To add to JaredPar's answer, another option in C++ only (not in plain C) is to create a pointer-to-member object:
struct test
{
int a, b, c;
bool d, e;
int f;
long g, h;
};
int main(void)
{
test t1, t2;
int test::*p; // declare p as pointing to an int member of test
p = &test::c; // p now points to 'c', but it's not associating with an object
t1->*p = 3; // sets t1.c to 3
t2->*p = 4; // sets t2.c to 4
p = &test::f;
t1->*p = 5; // sets t1.f to 5
t2->*p = 6; // sets t2.f to 6
}
You are probably looking for the offsetof macro. This will get you the byte offset of the member. You can then manipulate the member at that offset. Note though, this macro is implementation specific. Include stddef.h to get it to work.
It's probably not safe and is 100% un-readable; thus making that kind of code unacceptable in real life production code.
use set methods and boost::bind for create functor which will change this variable.
Aside from padding/alignment issues other answers have brought up, your code violates strict aliasing rules, which means it may break for optimized builds (not sure how MSVC does this, but GCC -O3 will break on this type of behavior). Essentially, because test *t and int *ptr are of different types, the compiler may assume they point to different parts of memory, and it may reorder operations.
Consider this minor modification:
test* t = new test;
int* ptr = (int*) t;
t->c = 13;
ptr[2] = 15;
cout << t->c;
The output at the end could be either 13 or 15, depending on the order of operations the compiler uses.

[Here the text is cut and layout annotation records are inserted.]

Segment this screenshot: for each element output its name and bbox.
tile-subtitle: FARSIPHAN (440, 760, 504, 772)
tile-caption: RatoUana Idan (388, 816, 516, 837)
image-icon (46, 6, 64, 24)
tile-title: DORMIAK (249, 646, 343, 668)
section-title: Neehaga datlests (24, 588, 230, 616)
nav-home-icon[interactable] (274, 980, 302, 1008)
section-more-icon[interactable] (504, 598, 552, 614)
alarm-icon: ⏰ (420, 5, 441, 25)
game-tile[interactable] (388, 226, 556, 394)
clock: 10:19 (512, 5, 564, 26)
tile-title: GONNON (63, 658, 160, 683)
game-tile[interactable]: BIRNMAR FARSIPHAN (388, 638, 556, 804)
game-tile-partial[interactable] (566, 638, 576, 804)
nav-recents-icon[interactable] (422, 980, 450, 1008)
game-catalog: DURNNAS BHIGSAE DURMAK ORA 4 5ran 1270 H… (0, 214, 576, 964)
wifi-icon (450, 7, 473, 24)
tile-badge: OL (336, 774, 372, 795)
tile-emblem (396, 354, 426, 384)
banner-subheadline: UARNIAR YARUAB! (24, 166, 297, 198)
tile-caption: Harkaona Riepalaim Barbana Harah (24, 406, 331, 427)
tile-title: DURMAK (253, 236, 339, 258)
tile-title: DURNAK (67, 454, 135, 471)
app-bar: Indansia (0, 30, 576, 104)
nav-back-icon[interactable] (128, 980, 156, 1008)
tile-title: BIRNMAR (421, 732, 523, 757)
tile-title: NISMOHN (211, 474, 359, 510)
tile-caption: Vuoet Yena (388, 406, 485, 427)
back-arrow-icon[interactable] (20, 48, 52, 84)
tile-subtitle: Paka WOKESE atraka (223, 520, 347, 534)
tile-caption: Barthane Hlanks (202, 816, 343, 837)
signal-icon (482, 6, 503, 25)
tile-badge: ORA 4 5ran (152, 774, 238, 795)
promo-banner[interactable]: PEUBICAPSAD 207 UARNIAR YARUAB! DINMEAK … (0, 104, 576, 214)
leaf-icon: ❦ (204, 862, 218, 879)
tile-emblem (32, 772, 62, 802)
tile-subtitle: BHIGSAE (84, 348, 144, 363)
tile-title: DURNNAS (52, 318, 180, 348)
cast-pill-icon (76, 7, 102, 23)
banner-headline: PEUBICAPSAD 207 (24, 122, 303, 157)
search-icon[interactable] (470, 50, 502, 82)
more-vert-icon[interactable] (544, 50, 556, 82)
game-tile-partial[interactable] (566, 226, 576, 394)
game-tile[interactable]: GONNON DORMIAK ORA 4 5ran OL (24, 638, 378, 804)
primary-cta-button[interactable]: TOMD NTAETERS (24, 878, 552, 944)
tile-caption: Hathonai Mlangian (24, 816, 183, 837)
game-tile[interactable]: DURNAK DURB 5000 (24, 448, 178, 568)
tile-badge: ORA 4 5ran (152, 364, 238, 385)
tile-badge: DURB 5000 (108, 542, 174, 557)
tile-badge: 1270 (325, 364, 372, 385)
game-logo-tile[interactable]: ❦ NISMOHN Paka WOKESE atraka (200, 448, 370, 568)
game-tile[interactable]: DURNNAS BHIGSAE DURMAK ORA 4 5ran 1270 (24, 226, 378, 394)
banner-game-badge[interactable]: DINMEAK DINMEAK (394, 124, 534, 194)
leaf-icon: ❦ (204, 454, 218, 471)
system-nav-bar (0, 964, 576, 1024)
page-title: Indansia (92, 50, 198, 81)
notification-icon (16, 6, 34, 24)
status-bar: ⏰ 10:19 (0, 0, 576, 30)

According to paragraph 9.2.17 of the standard, it is in fact legal to cast a pointer-to-struct to a pointer to its first member, providing the struct is POD:
A pointer to a POD-struct object,
suitably converted using a
reinterpret_cast, points to its
initial member (or if that member is a
bit-field, then to the unit in which
it resides) and vice versa. [Note:
There might therefore be unnamed
padding within a POD-struct object,
but not at its beginning, as necessary
to achieve appropriate alignment. ]
However, the standard makes no guarantees about the layout of structs -- even POD structs -- other than that the address of a later member will be greater than the address of an earlier member, provided there are no access specifiers (private:, protected: or public:) between them. So, treating the initial part of your struct test as an array of 3 integers is technically undefined behaviour.